In the markets, three-month Libor has drifted down by quite a margin to 0.61 per cent, while swap rates have continued to fall on the back of the Bank of England meeting and economic data.
- 2-year money is down 0.14% at 0.99%
- 3-year money is down 0.13% at 1.13%
- 5-year money is down 0.11% at 1.32%
- 10-year money is down 0.10% at 1.57%
In the zany world of mortgage products, there have been a few changes worth noting, with some lenders, such as Sainsbury’s Bank, taking advantage of a dip in swap rates to reduce pricing again. Sainsbury’s has also become the latest mainstream lender to launch a buy-to-let proposition, with rates starting from 1.49 per cent.

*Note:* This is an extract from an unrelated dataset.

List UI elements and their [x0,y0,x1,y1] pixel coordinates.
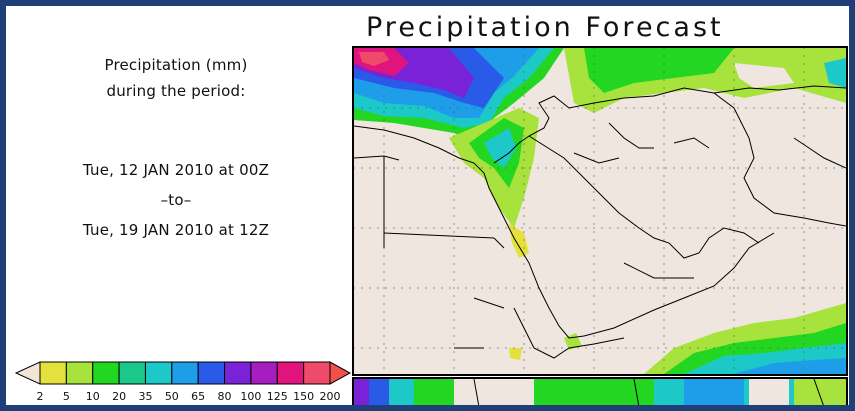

Santander has launched some decent key account exclusives, too, while Virgin Money has a new range of seven-year fixes from 2.37 per cent and 10-year fixes from 2.59 per cent. TMW has introduced a dedicated large portfolio mortgage range and has, rather lovingly, increased procuration fees a smidge for it.
Meanwhile, Principality Building Society is the latest lender to launch into the English Help to Buy scheme, while the rather brilliant Digital Mortgages from Atom Bank has introduced a wave of 95 per cent loan-to-value deals for first-time buyers.
In other news, Ami has released the results of its survey into every broker’s nightmare: free legals. Highlights include the fact that 82 per cent of brokers believe the service delivered by free legals is worse than a customer’s own choice of solicitor/conveyancer, and 71 per cent say they are experiencing issues and delays. Those are crazy high numbers.
Finally, I was delighted to see that Lloyds of London has joined the modern world in allowing men to go to work without a tie for the first time in 300 years. According to one worker, 10 years ago someone without a tie was the same as “wearing a yellow mankini”. This I have to disagree with; my mankini is far more comfortable than a tie.
Andrew Montlake is director at Coreco
Hero to Zero
Harry and Meghan. For a day, Britain was lovely and united again
Digital Mortgages from Atom Bank. Still doing good things at high LTVs
The FCA interim mortgage market study is good in parts but with some cause for concern
Many lenders’ IT systems still affect customer outcomes and service
GDP bloomin’ R – particularly those taking full advantage to send more emails
General industry treatment of mental health – especially in males
What Really Grinds My Gears?
It is a tricky one, this. Especially from me – someone who is not afraid of voicing an opinion or two. It is just that social media is not the right place to air dirty laundry.
We have a duty to our industry not to play into the hands of those who say it is broken, or cannot be trusted, just for a bit of PR – whether it is over-the-top assassination of a lender, a person or another industry organisation. If the public and regulators see us as dysfunctional and not unified, how are they likely to respond? Splitting our voice reduces our effectiveness, especially when most of us just want to get on and do a good job for our clients.
We have to be mindful of this when we comment and advertise. The recent Which? advert insinuating that some brokers choose lenders by commission payment rather than what is best for a consumer is at best ill-judged, patently untrue and, in the midst of an FCA competition review, downright irresponsible.